Der zuständige Mitarbeiter führte die Schneidplatte zum Klemmen in das Werkzeug ein und justierte dort. Dazu musste ein Messtaster in den Innenraum des Werkzeugs eingefahren und an den Führungsleisten „abgenullt“ werden. Anschließend wurde der Taster auf die Schneide gefahren, um ganz innen den gewünschten Überstand und am Außenrand die Verjüngung einzustellen, und zwar beides mit einer Genauigkeit im µm-Bereich.
Erschwert wurde dies durch die im engen Werkzeughohlraum stark eingeschränkte Sicht. Eine Verbesserung der Handhabbarkeit bei der Werkzeugeinstellung stand daher ganz oben auf der Wunschliste der Mitarbeiter.

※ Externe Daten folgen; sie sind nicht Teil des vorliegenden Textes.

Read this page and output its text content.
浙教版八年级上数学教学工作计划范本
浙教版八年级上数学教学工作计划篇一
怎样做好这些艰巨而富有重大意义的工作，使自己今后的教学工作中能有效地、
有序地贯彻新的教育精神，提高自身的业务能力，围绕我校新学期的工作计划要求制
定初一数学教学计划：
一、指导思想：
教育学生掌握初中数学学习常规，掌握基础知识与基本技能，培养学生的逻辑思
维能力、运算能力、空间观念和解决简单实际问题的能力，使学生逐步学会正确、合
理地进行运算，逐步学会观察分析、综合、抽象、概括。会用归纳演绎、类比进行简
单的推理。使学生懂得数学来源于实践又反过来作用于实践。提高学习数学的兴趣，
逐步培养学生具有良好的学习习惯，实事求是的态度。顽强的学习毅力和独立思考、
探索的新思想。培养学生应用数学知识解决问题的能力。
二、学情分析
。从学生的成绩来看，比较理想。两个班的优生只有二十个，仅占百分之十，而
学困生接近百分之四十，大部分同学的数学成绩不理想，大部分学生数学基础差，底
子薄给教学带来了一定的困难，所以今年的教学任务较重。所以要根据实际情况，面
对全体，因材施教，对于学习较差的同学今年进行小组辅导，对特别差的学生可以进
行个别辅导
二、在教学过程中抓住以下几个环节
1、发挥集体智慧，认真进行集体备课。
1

…wurde eine elegante Lösung gefunden
„Anfang 2019 kam unser Technischer Berater von MAPAL mit einer Neuentwicklung auf uns zu“, erinnert sich Emil Hugentobler. Das neue Werkzeug zum Außenreiben ist mit dem EasyAdjust-System ausgestattet. Bei der Lösung zur Außenbearbeitung kleiner Durchmesser wird die Schneidplatte extern in einer Kassette befestigt und auf einfachste Weise mit einer Messuhr eingestellt.
Beim EasyAdjust-System bildet die Auflagefläche in der Kassette direkt den Verjüngungswinkel der Nebenschneide ab, sodass nur noch der Durchmesser manuell eingestellt werden muss. Die Einstellung wird dadurch so einfach und sicher, dass sie von jedem Mitarbeiter mit wenigen Handgriffen erledigt werden kann. Danach muss die Kassette nur noch ins Werkzeug eingesetzt und befestigt werden – fertig.
Darüber hinaus ist die neue Lösung für W. E. Schultz besonders wirtschaftlich, wie Patrick Di Cataldo, Technischer Berater von MAPAL unterstreicht. Statt der bisherigen WP-Schneidplatten mit nur einer Schneidkante kommen jetzt deutlich kostengünstigere TEC-Wendeschneidplatten mit vier Schneiden zum Einsatz. Die TEC-Platte erreicht dank der höheren Schneidenzahl die vierfache Standmenge.
„Diese Lösung hat unsere Schnittkosten auf rund 25 Prozent und unsere Rüstkosten sogar auf etwa zehn Prozent der bisherigen Werte verringert“, bilanziert Alexander Jaksch mit sichtlicher Zufriedenheit.